Gilles Barbier, Espace Claude Berri

Tu vas rue Rambuteau jusqu'au numéro 8 et là une petite plaque t'indique l'Espace Claude Berri. Tu pousses la porte qui t'introduit dans une ruelle tuyautée qui débouche sur un endroit un peu confidentiel, une sorte de poche alvéolée : le passage Saint-Avoye. C'est là.  Le lieu d'exposition que Claude Berri vient d'ouvrir. Claude Berri, cinéaste, producteur et grand collectionneur d'art contemporain. C'est un endroit qu'il a voulu pour montrer le travail des artistes qu'il aime. Et le premier qu'il a invité c'est Gilles Barbier.
Pousse la porte : une  EXPLOSITION   d'un  Gilles Barbier déchaîné t'attend.
La Méga-maquette que Gilles Barbier a élaborée depuis des années occupe tout l'espace du lieu d'exposition. Cette pièce composite, polymorphe, faite d'objets, de moulages, de peintures,de modèles réduits, de sculptures, de matières en trompe-l'œil, d'écritures, de phylactères, de rhizomes, de maquettes qui bougent fait tourner la tête à la manière de
L'Ivrogne du même Gilles Barbier, qu'on peut admirer au MAC/VAL.
Dans un entretien avec Paris-art et pour expliquer, à ses débuts, sa manière d'aborder les choses, il déclare :
...de façon très embryonnaire, j’ai voulu mettre en place une stratégie qui serait celle du jeu de l’oie. J’avais donc fait découper des plaques de verre dans lesquelles étaient inscrits divers messages qui me passaient par la tête. J’avais aussi fabriqué un petit personnage que je déplaçais chaque jour afin de savoir à quoi j’allais dépenser mon temps et mon énergie au quotidien.
C’est à partir de cet embryon de procédure que ce pion, au départ petit mannequin, est devenu un alter ego, avec sa propre vie, à l’image de ce que j’étais mais en prenant en compte l’idée qu’une fragmentation est possible, que le soi et le moi sont divisibles, adopter plusieurs stratégies de travail, aller jusque dans la contradiction sur ces effets.
La seule façon d’avancer s’est imposée à moi par le clonage de façon théorique.

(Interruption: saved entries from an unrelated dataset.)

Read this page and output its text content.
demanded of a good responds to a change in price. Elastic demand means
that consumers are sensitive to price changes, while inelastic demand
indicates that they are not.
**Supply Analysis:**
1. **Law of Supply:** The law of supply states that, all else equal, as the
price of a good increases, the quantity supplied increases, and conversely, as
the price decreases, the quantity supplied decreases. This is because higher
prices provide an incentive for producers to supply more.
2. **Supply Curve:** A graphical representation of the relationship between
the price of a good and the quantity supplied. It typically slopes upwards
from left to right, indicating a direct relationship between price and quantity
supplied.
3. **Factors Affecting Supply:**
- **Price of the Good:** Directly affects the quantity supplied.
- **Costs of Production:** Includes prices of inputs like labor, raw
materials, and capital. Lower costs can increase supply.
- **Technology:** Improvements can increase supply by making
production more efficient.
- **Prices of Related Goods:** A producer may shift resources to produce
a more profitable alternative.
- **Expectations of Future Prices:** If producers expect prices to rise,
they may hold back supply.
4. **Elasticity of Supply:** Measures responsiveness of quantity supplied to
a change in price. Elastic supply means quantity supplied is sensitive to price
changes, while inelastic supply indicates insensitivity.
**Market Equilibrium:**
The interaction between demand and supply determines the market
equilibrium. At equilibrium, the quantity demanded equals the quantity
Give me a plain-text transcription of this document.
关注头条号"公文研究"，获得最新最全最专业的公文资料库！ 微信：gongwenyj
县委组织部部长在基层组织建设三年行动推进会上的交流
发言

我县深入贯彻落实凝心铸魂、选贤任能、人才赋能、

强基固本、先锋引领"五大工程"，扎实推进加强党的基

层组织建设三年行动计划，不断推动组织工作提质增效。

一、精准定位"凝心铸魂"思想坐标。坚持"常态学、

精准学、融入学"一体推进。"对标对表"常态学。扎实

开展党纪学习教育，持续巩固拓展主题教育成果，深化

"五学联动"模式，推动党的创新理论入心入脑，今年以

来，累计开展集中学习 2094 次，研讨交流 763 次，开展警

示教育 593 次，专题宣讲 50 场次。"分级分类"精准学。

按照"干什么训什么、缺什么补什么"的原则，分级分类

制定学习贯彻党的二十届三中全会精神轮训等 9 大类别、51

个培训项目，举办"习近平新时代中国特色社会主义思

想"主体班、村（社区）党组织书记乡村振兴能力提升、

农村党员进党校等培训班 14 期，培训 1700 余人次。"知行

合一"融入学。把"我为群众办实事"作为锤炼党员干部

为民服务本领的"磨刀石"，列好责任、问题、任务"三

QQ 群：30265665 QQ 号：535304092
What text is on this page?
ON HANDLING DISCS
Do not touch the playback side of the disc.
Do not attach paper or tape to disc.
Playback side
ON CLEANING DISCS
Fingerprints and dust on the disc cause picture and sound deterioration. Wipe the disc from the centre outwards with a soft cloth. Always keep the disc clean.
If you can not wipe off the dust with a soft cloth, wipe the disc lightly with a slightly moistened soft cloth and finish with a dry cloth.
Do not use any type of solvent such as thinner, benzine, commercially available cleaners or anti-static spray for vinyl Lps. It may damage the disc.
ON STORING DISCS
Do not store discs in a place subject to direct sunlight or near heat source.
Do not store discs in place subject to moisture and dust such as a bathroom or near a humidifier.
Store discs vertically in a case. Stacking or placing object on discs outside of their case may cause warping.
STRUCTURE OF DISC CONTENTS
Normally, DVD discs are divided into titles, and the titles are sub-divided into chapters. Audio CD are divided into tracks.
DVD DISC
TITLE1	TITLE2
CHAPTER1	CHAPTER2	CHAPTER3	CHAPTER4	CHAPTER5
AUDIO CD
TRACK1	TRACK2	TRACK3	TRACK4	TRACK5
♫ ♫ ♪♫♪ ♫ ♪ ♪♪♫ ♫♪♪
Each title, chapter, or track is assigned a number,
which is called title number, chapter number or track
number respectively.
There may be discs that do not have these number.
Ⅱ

J’ai donc voulu mettre en place une représentation fidèle à cette idée d’«identique différent» *

           
           
Et effectivement, en circulant dans cette incroyable installation, on va retrouver tout ce que l'on connaît du  Gilles Barbier qui clone, recopie, fragmente, réplique, extrapole, miniaturise, se multiplie, se répand extraordinairement.
           




           
Les formes d'arts mineurs ou partagés (comme la BD ou la science-fiction) côtoient les pratiques et les références traditionnelles ou valorisées (la peinture, par exemple, ou des renvois à certaines figures de la philosophie).          
           

           
Tout s'organise soigneusement dans un joyeux délire qui intègre à la fois la dimension de l'excès, celle de l'imagination, du rire, de la dérision mais sans oublier la profondeur, le côté noir du monde, ce qui n'échappera  évidemment  à personne.  
           
 
  
  
           
Gilles Barbier est l'observateur du monde, le sien. Ce monde traité comme une sorte d'apocalypse ; un monde vu d'en haut ("depuis le hublot") mais dont le regard  perce jusque sous la peau.
           


           
Prolifération, jaillissements, concrétions spatiales de matières molles ou giclées, une luxuriance inouïe, les échos répétés des formes et des obsessions...
           
 

           
Le cloaque, une circulation sous terraine faite de rhizomes, des sortes d'intestins géants véhiculant humeurs du corps, trésors et bananes écrasées, comme une dérision. Une prolifération qui met tout en réseau.  Circulation des liquides. Déjections et richesses matérielles mélangées. Des égoûts de noirceur mais également de valeurs, tout en intrications.
Cette dimension du travail de Gilles Barbier n'est pas sans rappeler un pan de celui de
Fischli et Weiss concernant les trous et le cloaque et certaines pièces -comme Kanalvidéo- présentées l'an dernier au Musée d'art moderne de la ville de Paris.
           




           
Et puis, clin d'œil à Stanley Kubrick : c'est la Chambre des fromages où l'on voit d'une part les singes impressionnés par le gigantesque morceau d'emmenthal (que l'on retrouvera à plusieurs reprises dans l'œuvre de Gilles Barbier) et dans le cube rouge, la déclaration coulante -à la manière des montres molles de Dali- de l'ordinateur de 2001 :« Stop Dave, I'm afraid, my mind is going...dit HAL.» 
           
 
   
           
Et puis l'informe, le flasque, l'écrasé, les matières du corps mais avec humour : la banane qui fait chuter et le fromage qui pue... (Se rappeler l'Orgue à pets














L'emmenthal, fromage toujours, mais la nourriture en général qui va peupler les différentes pièces de l'artiste  : sur le Radeau de la Méduse (que l'artiste appelle "Le Cockpit") où l'on repère des sacs de haricots comme pour à la fois conjurer le désastre et nous faire mourir d'indigestion (comme le rescapé noir du tableau de Géricault qui mourut d'avoir trop mangé après son sauvetage...) 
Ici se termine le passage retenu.